For our generation, these too count among the basics at home, along with adobo, sinigang na baboy and baka, and nilagang baka with lots of potatoes and big wedges of cabbage, and bistek tagalog. They never fail to comfort and are always a welcome, though common sight on the Filipino dining table. Even in my youth these dishes were staples and counted among our favorites and though I enjoy an occasional rib eye, these dishes I will forever hold dear. But it seems that the younger generation have been Americanized in their taste. Throw in Japanese, Korean and Italian as well, for I know that given a choice, they will ditch the adobo and tinola and without second thoughts go for the American steak and buffalo wings, the Japanese sushi and tonkatsu and lately the ramen, the Korean bibimbap and the endless varieties of Italian pizzas and pastas. What happened to good old Filipino food for this generation?

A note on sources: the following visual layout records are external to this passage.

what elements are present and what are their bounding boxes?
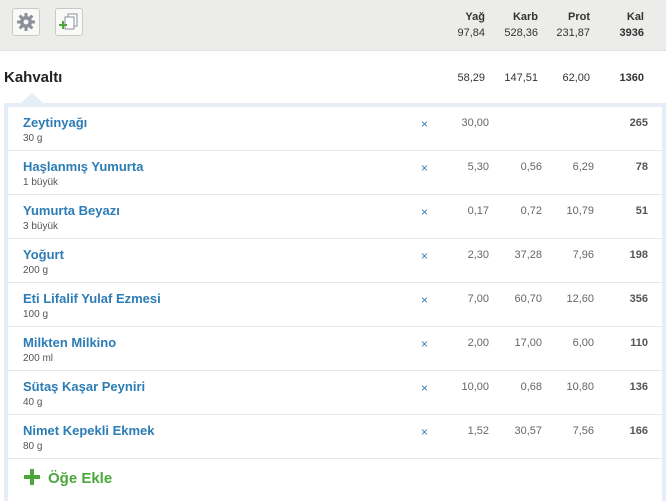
meal-title: Kahvaltı <box>4 69 63 86</box>
cal-column-header: Kal 3936 <box>620 10 644 40</box>
copy-add-icon <box>59 13 78 30</box>
food-fat: 1,52 <box>467 425 489 437</box>
carb-total: 528,36 <box>504 27 538 39</box>
food-row: Sütaş Kaşar Peyniri 40 g × 10,00 0,68 10… <box>8 371 662 415</box>
fat-label: Yağ <box>465 11 485 23</box>
meal-prot: 62,00 <box>562 72 590 84</box>
food-carb: 0,72 <box>520 205 542 217</box>
food-cal: 265 <box>629 117 648 129</box>
carb-column-header: Karb 528,36 <box>504 10 538 40</box>
food-fat: 30,00 <box>461 117 489 129</box>
food-cal: 136 <box>629 381 648 393</box>
food-qty: 1 büyük <box>23 177 59 188</box>
food-fat: 2,00 <box>467 337 489 349</box>
food-carb: 60,70 <box>514 293 542 305</box>
food-prot: 12,60 <box>566 293 594 305</box>
food-cal: 166 <box>629 425 648 437</box>
food-list-inner: Zeytinyağı 30 g × 30,00 265 Haşlanmış Yu… <box>8 107 662 501</box>
food-qty: 3 büyük <box>23 221 59 232</box>
delete-icon[interactable]: × <box>421 117 428 131</box>
copy-meal-button[interactable] <box>55 8 83 36</box>
food-carb: 0,68 <box>520 381 542 393</box>
plus-icon <box>24 469 40 485</box>
food-qty: 40 g <box>23 397 43 408</box>
food-name[interactable]: Yumurta Beyazı <box>23 203 120 218</box>
meal-header: Kahvaltı 58,29 147,51 62,00 1360 <box>0 60 666 104</box>
summary-bar: Yağ 97,84 Karb 528,36 Prot 231,87 Kal 39… <box>0 0 666 51</box>
food-name[interactable]: Eti Lifalif Yulaf Ezmesi <box>23 291 161 306</box>
food-carb: 0,56 <box>520 161 542 173</box>
add-item-label: Öğe Ekle <box>48 470 113 487</box>
food-qty: 30 g <box>23 133 43 144</box>
food-prot: 6,29 <box>572 161 594 173</box>
food-prot: 7,56 <box>572 425 594 437</box>
food-fat: 0,17 <box>467 205 489 217</box>
food-carb: 30,57 <box>514 425 542 437</box>
food-prot: 7,96 <box>572 249 594 261</box>
food-row: Nimet Kepekli Ekmek 80 g × 1,52 30,57 7,… <box>8 415 662 459</box>
cal-total: 3936 <box>619 27 644 39</box>
food-row: Milkten Milkino 200 ml × 2,00 17,00 6,00… <box>8 327 662 371</box>
food-row: Eti Lifalif Yulaf Ezmesi 100 g × 7,00 60… <box>8 283 662 327</box>
food-name[interactable]: Nimet Kepekli Ekmek <box>23 423 155 438</box>
food-cal: 110 <box>630 337 648 349</box>
food-fat: 2,30 <box>467 249 489 261</box>
meal-fat: 58,29 <box>457 72 485 84</box>
food-fat: 10,00 <box>461 381 489 393</box>
carb-label: Karb <box>512 11 538 23</box>
food-name[interactable]: Haşlanmış Yumurta <box>23 159 143 174</box>
food-row: Yumurta Beyazı 3 büyük × 0,17 0,72 10,79… <box>8 195 662 239</box>
food-name[interactable]: Yoğurt <box>23 247 64 262</box>
food-qty: 100 g <box>23 309 49 320</box>
food-qty: 80 g <box>23 441 43 452</box>
delete-icon[interactable]: × <box>421 425 428 439</box>
prot-label: Prot <box>568 11 590 23</box>
fat-total: 97,84 <box>457 27 485 39</box>
food-row: Haşlanmış Yumurta 1 büyük × 5,30 0,56 6,… <box>8 151 662 195</box>
delete-icon[interactable]: × <box>421 249 428 263</box>
food-row: Yoğurt 200 g × 2,30 37,28 7,96 198 <box>8 239 662 283</box>
food-cal: 198 <box>629 249 648 261</box>
food-cal: 78 <box>635 161 648 173</box>
food-prot: 6,00 <box>572 337 594 349</box>
food-qty: 200 g <box>23 265 49 276</box>
fat-column-header: Yağ 97,84 <box>457 10 485 40</box>
food-name[interactable]: Milkten Milkino <box>23 335 116 350</box>
prot-total: 231,87 <box>556 27 590 39</box>
food-list: Zeytinyağı 30 g × 30,00 265 Haşlanmış Yu… <box>4 103 666 501</box>
food-carb: 17,00 <box>514 337 542 349</box>
settings-button[interactable] <box>12 8 40 36</box>
food-cal: 51 <box>635 205 648 217</box>
meal-cal: 1360 <box>619 72 644 84</box>
food-row: Zeytinyağı 30 g × 30,00 265 <box>8 107 662 151</box>
food-prot: 10,80 <box>566 381 594 393</box>
gear-icon <box>17 13 35 31</box>
food-name[interactable]: Sütaş Kaşar Peyniri <box>23 379 145 394</box>
meal-carb: 147,51 <box>504 72 538 84</box>
food-fat: 7,00 <box>467 293 489 305</box>
add-item-button[interactable]: Öğe Ekle <box>24 469 112 487</box>
cal-label: Kal <box>626 11 644 23</box>
food-name[interactable]: Zeytinyağı <box>23 115 87 130</box>
delete-icon[interactable]: × <box>421 337 428 351</box>
delete-icon[interactable]: × <box>421 381 428 395</box>
food-cal: 356 <box>629 293 648 305</box>
prot-column-header: Prot 231,87 <box>556 10 590 40</box>
food-carb: 37,28 <box>514 249 542 261</box>
delete-icon[interactable]: × <box>421 205 428 219</box>
food-fat: 5,30 <box>467 161 489 173</box>
food-prot: 10,79 <box>566 205 594 217</box>
delete-icon[interactable]: × <box>421 161 428 175</box>
delete-icon[interactable]: × <box>421 293 428 307</box>
food-qty: 200 ml <box>23 353 54 364</box>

Linda, for her part, has been whipping up her spicy buffalo wings for the nephews and nieces who can’t seem to get enough of them, so she ends up doing a big batch for this set of nephews and another big batch for another set, and so on. Lately, she has been doing large pans of meat loafs, the quintessential American food which she said her children grew up on. When I say large, I do mean large because cooking for a family in the US means just that. They are meant to last for two or three days, getting re-hashed and re-invented, fried crisp on the second day and as sandwich fillers on the third day. I can’t say I’m a meat loaf lover, though I can eat it occasionally and enjoy it, but it seems that my kids can subsist on this basic American fare and not complain about it. Give them adobo or tinola more than once a week and they will holler for sure. Somewhere along the way, their taste preferences, along with many others in their generation I’m sure, have evolved and I’m not sure if the tinola can hold its own against these foreign dishes two generations from now.
We were in Batangas just recently and my wife suddenly remembered that this was the place famous for “sinaing na tulingan”. Every Batangueno worth his accent knows this, so we searched for it in the market in Bauan on our way back. The public market there, located just behind a big Jollibee store was where a row of old ladies sold their ware daily, pots of freshly cooked tulingan for P30.00 each. When you buy the cooked fish, they wrap them in banana leaves and throw in the sauce, which they said was the drippings from the fish simply flavored with patis. How basic is that, but the locals and visitors from Manila always come for this native, truly Batangueno dish that has withstood the test of time.
Seeing how my kids and their peers savor the international dishes that now abound here, I wonder when the good old Filipino favorites will stay as staples. We haven’t found our own identity in the international culinary scene, unlike the Thais and Indians, as well as the Japanese and Koreans who have found their mark everywhere in the globe. Fusion cuisine has also taken a foothold in the local culinary scene, such that the basics have been virtually forgotten. Oh well, give me good old adobo or sinigang na baboy anytime, and I’m sure many in my generation will toast to this, while humming a Beatles’ song in between big bites.
Mabuhay!!! Be proud to be a Filipino.